Cocoa's apparent ineptitude with the PICT format.


So there's my problem: I need transparency *and* vector information preserved and can see no way of doing so. It'd be great if I could go straight from PDF to PICT or at least indirectly without *loss of data*, but can see no way of doing either. That is of course absurd, given that Cocoa with Quartz2D is the newer API. I don't get it; PICT is Apple's *own format*. Why is it treated as a second-class citizen but marked in the documentation s "supported"?


PICT is part of Quickdraw, which is deprecated (and pretty much been neglected since OS X was released and the switch was made from Quickdraw + PICT to Quartz + PDF).

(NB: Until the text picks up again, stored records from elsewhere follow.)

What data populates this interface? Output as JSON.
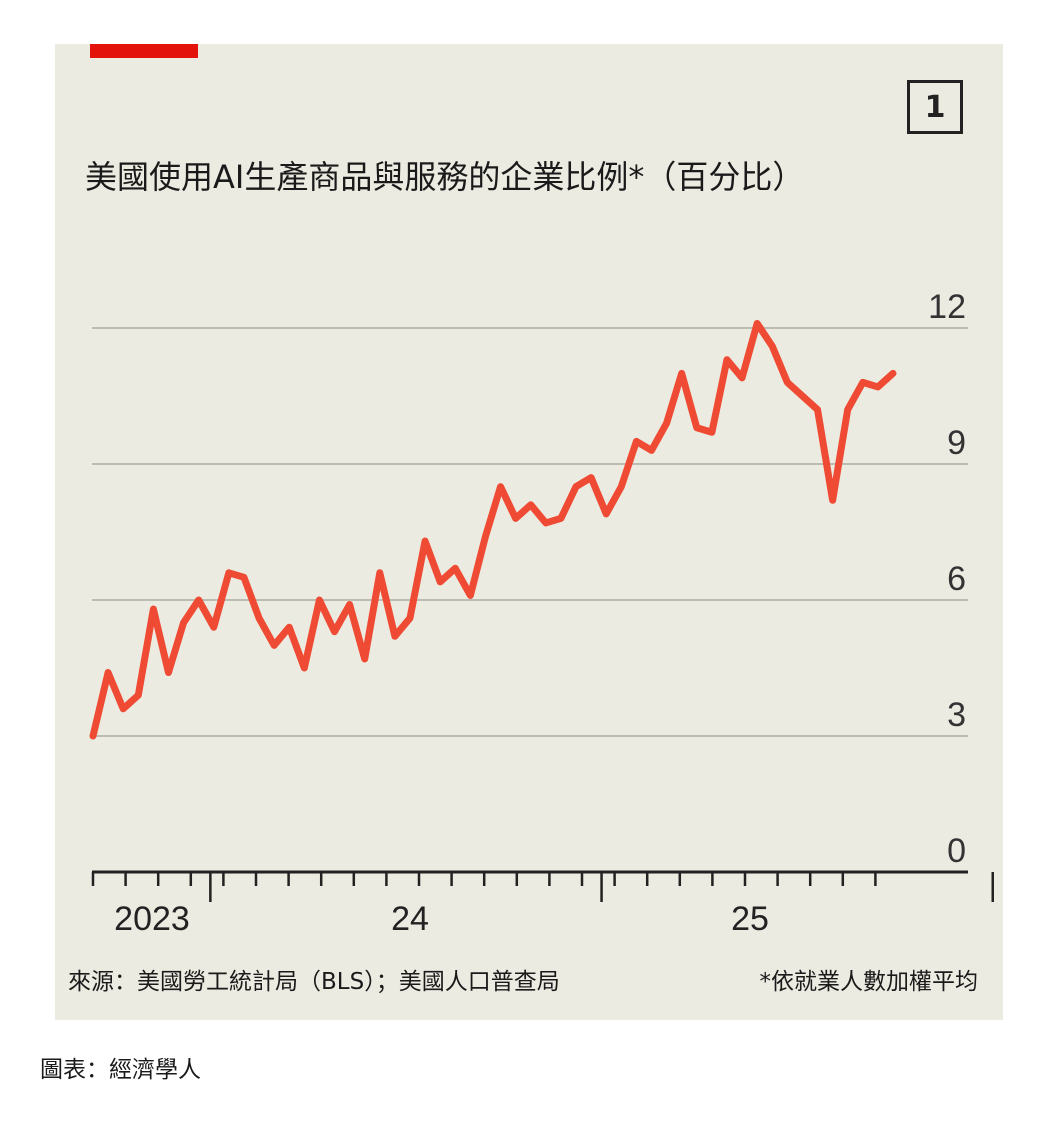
{
  "badge": "1",
  "title": "美國使用AI生產商品與服務的企業比例*（百分比）",
  "source": "來源：美國勞工統計局（BLS）；美國人口普查局",
  "note": "*依就業人數加權平均",
  "credit": "圖表：經濟學人",
  "colors": {
    "accent": "#e3120b",
    "line": "#ef4b34",
    "panel": "#ecebe1",
    "grid": "#bdbcb2"
  },
  "chart_data": {
    "type": "line",
    "title": "美國使用AI生產商品與服務的企業比例*（百分比）",
    "y_ticks": [
      0,
      3,
      6,
      9,
      12
    ],
    "x_tick_labels": [
      "2023",
      "24",
      "25"
    ],
    "ylim": [
      0,
      12
    ],
    "grid": true,
    "y_axis_side": "right",
    "series": [
      {
        "values": [
          3.0,
          4.4,
          3.6,
          3.9,
          5.8,
          4.4,
          5.5,
          6.0,
          5.4,
          6.6,
          6.5,
          5.6,
          5.0,
          5.4,
          4.5,
          6.0,
          5.3,
          5.9,
          4.7,
          6.6,
          5.2,
          5.6,
          7.3,
          6.4,
          6.7,
          6.1,
          7.4,
          8.5,
          7.8,
          8.1,
          7.7,
          7.8,
          8.5,
          8.7,
          7.9,
          8.5,
          9.5,
          9.3,
          9.9,
          11.0,
          9.8,
          9.7,
          11.3,
          10.9,
          12.1,
          11.6,
          10.8,
          10.5,
          10.2,
          8.2,
          10.2,
          10.8,
          10.7,
          11.0
        ]
      }
    ]
  }
}
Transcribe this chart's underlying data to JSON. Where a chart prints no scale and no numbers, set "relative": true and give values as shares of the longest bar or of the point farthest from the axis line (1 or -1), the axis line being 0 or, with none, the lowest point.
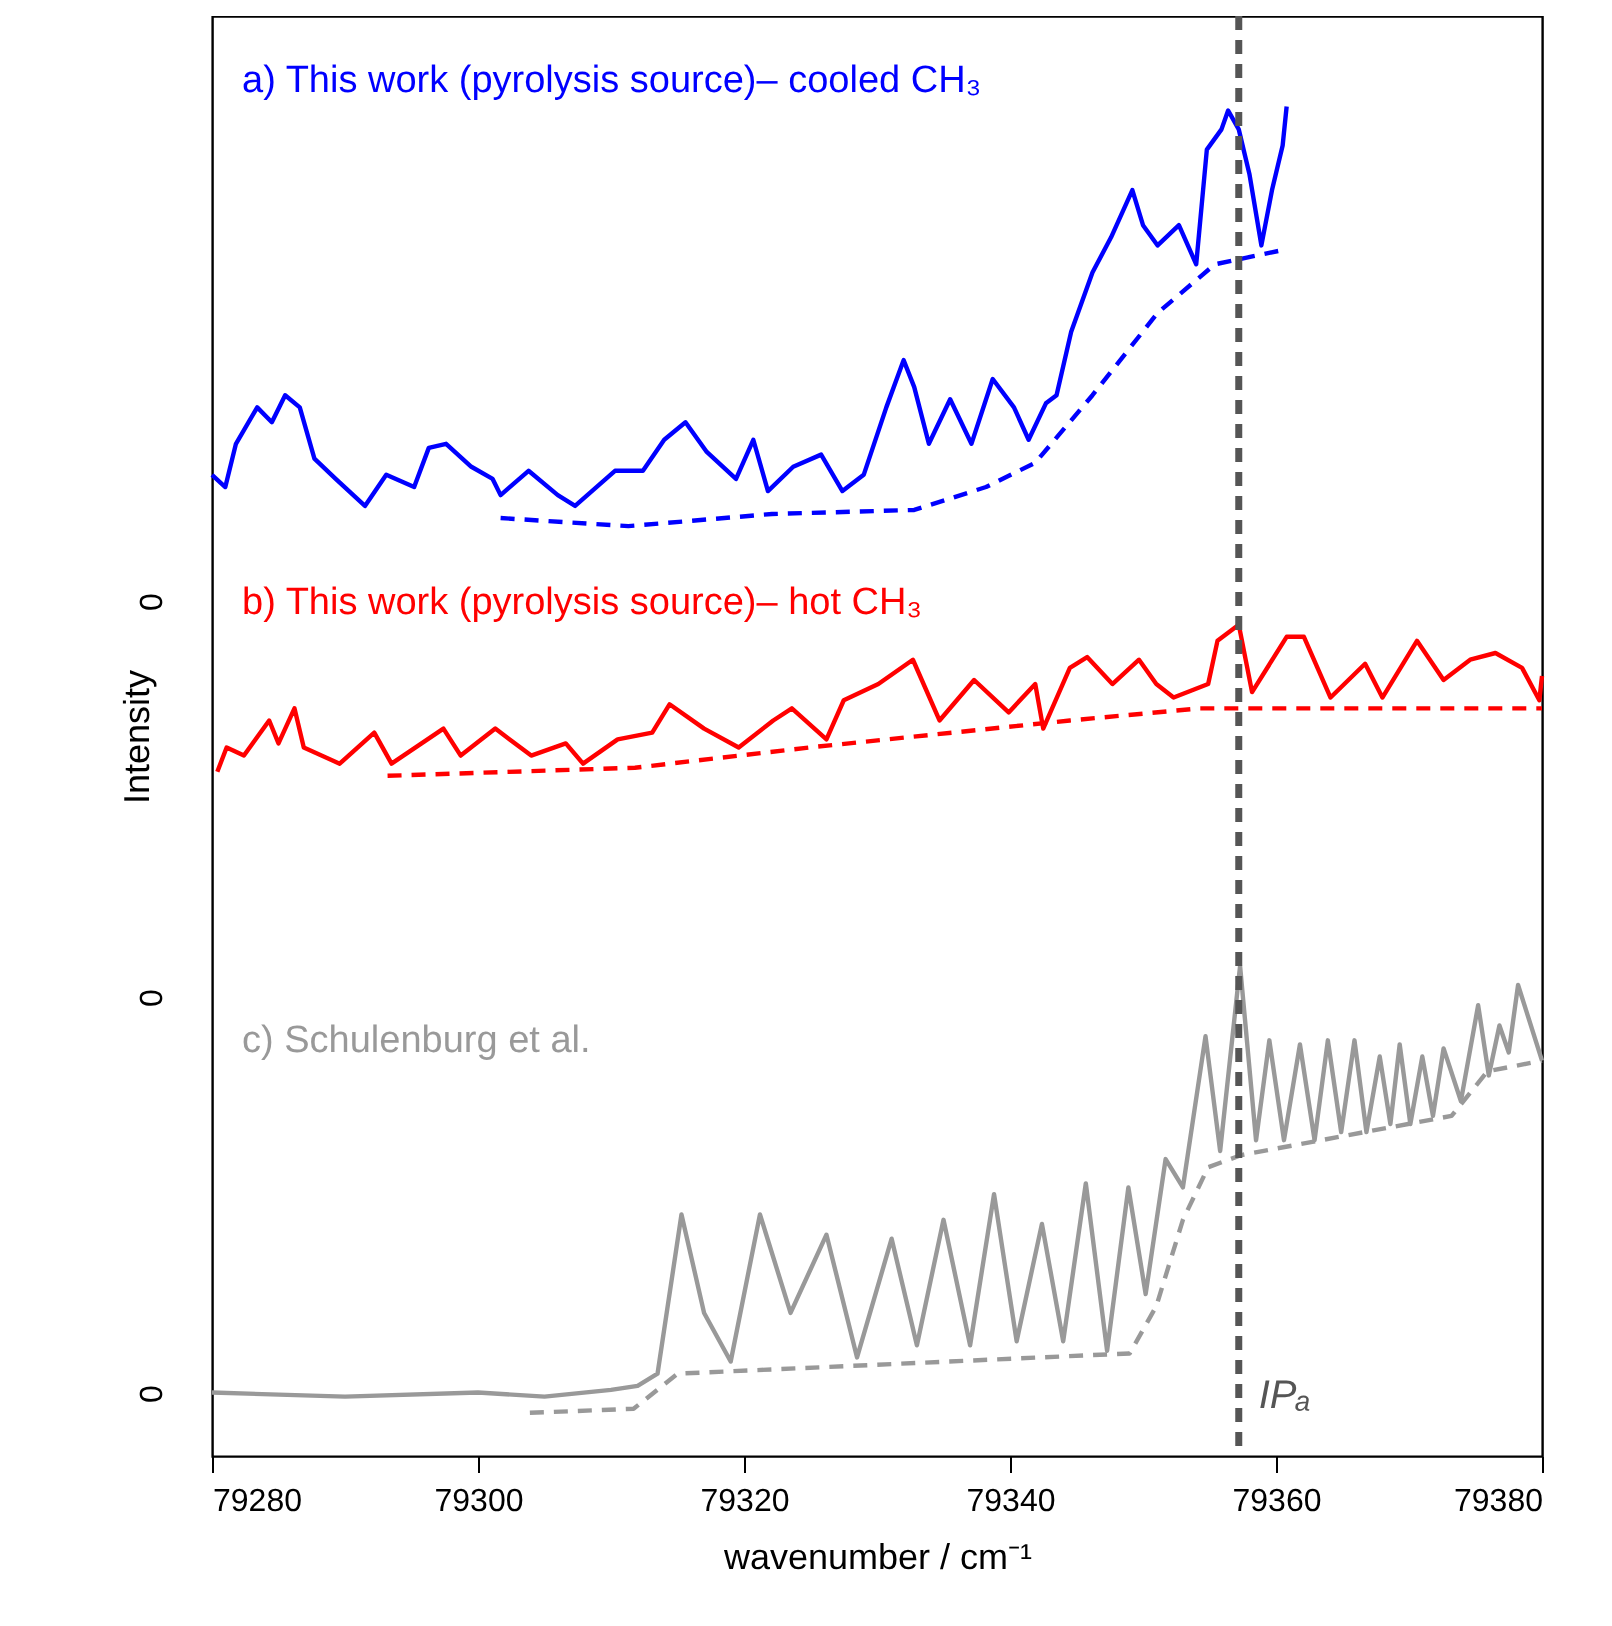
{
  "chart_data": {
    "type": "line",
    "relative": true,
    "xlabel": "wavenumber / cm⁻¹",
    "ylabel": "Intensity",
    "xlim": [
      79280,
      79380
    ],
    "xticks": [
      79280,
      79300,
      79320,
      79340,
      79360,
      79380
    ],
    "marker": "none",
    "series": [
      {
        "name": "a) This work (pyrolysis source)– cooled CH₃",
        "color": "#0000ff",
        "line_style": "solid",
        "x": [
          79280.0,
          79281.0,
          79281.8,
          79283.4,
          79284.5,
          79285.5,
          79286.6,
          79287.7,
          79289.3,
          79291.5,
          79293.1,
          79295.2,
          79296.3,
          79297.6,
          79299.5,
          79301.1,
          79301.7,
          79303.8,
          79306.0,
          79307.3,
          79310.3,
          79312.4,
          79314.0,
          79315.6,
          79317.2,
          79319.4,
          79320.7,
          79321.8,
          79323.7,
          79325.8,
          79327.4,
          79329.0,
          79330.7,
          79332.0,
          79332.8,
          79333.9,
          79335.5,
          79337.1,
          79338.7,
          79340.3,
          79341.4,
          79342.7,
          79343.5,
          79344.6,
          79346.2,
          79347.6,
          79349.2,
          79350.0,
          79351.1,
          79352.7,
          79354.0,
          79354.8,
          79355.9,
          79356.4,
          79357.2,
          79358.0,
          79358.9,
          79359.7,
          79360.5,
          79360.8
        ],
        "values": [
          0.727,
          0.718,
          0.75,
          0.777,
          0.766,
          0.786,
          0.777,
          0.739,
          0.724,
          0.704,
          0.727,
          0.718,
          0.747,
          0.75,
          0.733,
          0.724,
          0.712,
          0.73,
          0.712,
          0.704,
          0.73,
          0.73,
          0.753,
          0.766,
          0.744,
          0.724,
          0.753,
          0.715,
          0.733,
          0.742,
          0.715,
          0.727,
          0.777,
          0.812,
          0.792,
          0.75,
          0.783,
          0.75,
          0.798,
          0.777,
          0.753,
          0.78,
          0.786,
          0.833,
          0.877,
          0.903,
          0.938,
          0.912,
          0.897,
          0.912,
          0.883,
          0.968,
          0.983,
          0.997,
          0.983,
          0.95,
          0.897,
          0.938,
          0.971,
          1.0
        ]
      },
      {
        "color": "#0000ff",
        "line_style": "dashed",
        "x": [
          79301.7,
          79311.3,
          79322.1,
          79332.8,
          79338.2,
          79341.9,
          79346.2,
          79351.1,
          79355.4,
          79360.7
        ],
        "values": [
          0.695,
          0.689,
          0.698,
          0.701,
          0.718,
          0.736,
          0.786,
          0.847,
          0.883,
          0.894
        ]
      },
      {
        "name": "b) This work (pyrolysis source)– hot CH₃",
        "color": "#ff0000",
        "line_style": "solid",
        "x": [
          79280.4,
          79281.1,
          79282.4,
          79284.3,
          79285.0,
          79286.2,
          79286.9,
          79289.6,
          79292.2,
          79293.5,
          79297.4,
          79298.7,
          79301.3,
          79304.0,
          79306.6,
          79307.9,
          79310.5,
          79313.1,
          79314.4,
          79317.0,
          79319.6,
          79322.2,
          79323.6,
          79326.2,
          79327.5,
          79330.1,
          79332.7,
          79334.7,
          79337.3,
          79339.9,
          79341.9,
          79342.5,
          79344.5,
          79345.8,
          79347.7,
          79349.7,
          79351.0,
          79352.3,
          79354.9,
          79355.6,
          79357.2,
          79358.2,
          79360.8,
          79362.1,
          79364.1,
          79366.7,
          79368.0,
          79370.6,
          79372.6,
          79374.6,
          79376.5,
          79378.5,
          79379.8,
          79380.0
        ],
        "values": [
          0.507,
          0.525,
          0.519,
          0.545,
          0.528,
          0.554,
          0.525,
          0.513,
          0.536,
          0.513,
          0.539,
          0.519,
          0.539,
          0.519,
          0.528,
          0.513,
          0.531,
          0.536,
          0.557,
          0.539,
          0.525,
          0.545,
          0.554,
          0.531,
          0.56,
          0.572,
          0.59,
          0.545,
          0.575,
          0.551,
          0.572,
          0.539,
          0.584,
          0.592,
          0.572,
          0.59,
          0.572,
          0.562,
          0.572,
          0.604,
          0.616,
          0.566,
          0.607,
          0.607,
          0.562,
          0.587,
          0.562,
          0.604,
          0.575,
          0.59,
          0.595,
          0.584,
          0.56,
          0.578
        ]
      },
      {
        "color": "#ff0000",
        "line_style": "dashed",
        "x": [
          79293.2,
          79311.8,
          79324.9,
          79344.5,
          79354.3,
          79357.2,
          79380.0
        ],
        "values": [
          0.504,
          0.51,
          0.525,
          0.545,
          0.554,
          0.554,
          0.554
        ]
      },
      {
        "name": "c) Schulenburg et al.",
        "color": "#999999",
        "line_style": "solid",
        "x": [
          79280,
          79290,
          79300,
          79305,
          79310,
          79312,
          79313.5,
          79315.3,
          79317,
          79319,
          79321.2,
          79323.5,
          79326.2,
          79328.5,
          79331.1,
          79333,
          79335.0,
          79337,
          79338.8,
          79340.5,
          79342.4,
          79344,
          79345.7,
          79347.3,
          79348.9,
          79350.2,
          79351.7,
          79353,
          79354.7,
          79355.8,
          79357.3,
          79358.5,
          79359.5,
          79360.6,
          79361.8,
          79362.9,
          79363.9,
          79364.9,
          79365.9,
          79366.8,
          79367.8,
          79368.6,
          79369.3,
          79370.1,
          79371.0,
          79371.8,
          79372.6,
          79373.9,
          79375.2,
          79376.0,
          79376.8,
          79377.5,
          79378.2,
          79380
        ],
        "values": [
          0.047,
          0.044,
          0.047,
          0.044,
          0.049,
          0.052,
          0.061,
          0.179,
          0.106,
          0.07,
          0.179,
          0.106,
          0.164,
          0.073,
          0.161,
          0.082,
          0.175,
          0.082,
          0.194,
          0.085,
          0.172,
          0.085,
          0.202,
          0.078,
          0.199,
          0.12,
          0.22,
          0.199,
          0.311,
          0.226,
          0.363,
          0.234,
          0.308,
          0.234,
          0.305,
          0.234,
          0.308,
          0.24,
          0.308,
          0.24,
          0.296,
          0.246,
          0.305,
          0.246,
          0.296,
          0.252,
          0.302,
          0.263,
          0.334,
          0.282,
          0.319,
          0.299,
          0.349,
          0.293
        ]
      },
      {
        "color": "#999999",
        "line_style": "dashed",
        "x": [
          79303.9,
          79311.7,
          79315,
          79349,
          79351,
          79353,
          79354.9,
          79357.4,
          79373.2,
          79375.9,
          79380
        ],
        "values": [
          0.032,
          0.035,
          0.061,
          0.076,
          0.111,
          0.175,
          0.214,
          0.223,
          0.252,
          0.285,
          0.293
        ]
      }
    ],
    "annotations": [
      "0",
      "0",
      "0"
    ],
    "ref_lines": [
      {
        "axis": "x",
        "value": 79357.2,
        "label": "IPₐ",
        "color": "#555555",
        "line_style": "dashed"
      }
    ]
  }
}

Does anybody have any suggestions on how to go from my nicely-rendered view contents to well-formed PICT data for use with NSPICTPboardType *without* losing transparency or being rasterized? Is there some obvious path I'm missing?


You can't - PICT does not support a wide variety of things that PDF does, including line miters/end caps, compositing modes, dashed lines, "round" pens, bezier curves, affine transforms on arbitrary objects, and a whole lot of other differences between the rendering models such as integer vs float point coordinates, location of "pixels" relative to coordinates, etc... The only way to get a reasonable PICT representation is to rasterize the PDF (as you've seen).


If you need to create a PICT, the best way is probably to just use Carbon/Quickdraw and create a graf port, OpenPicture, draw your content using quickdraw commands, etc... That will allow you to make the appropriate trade-offs between the features of PDF and the (far more limited) features of Quickdraw.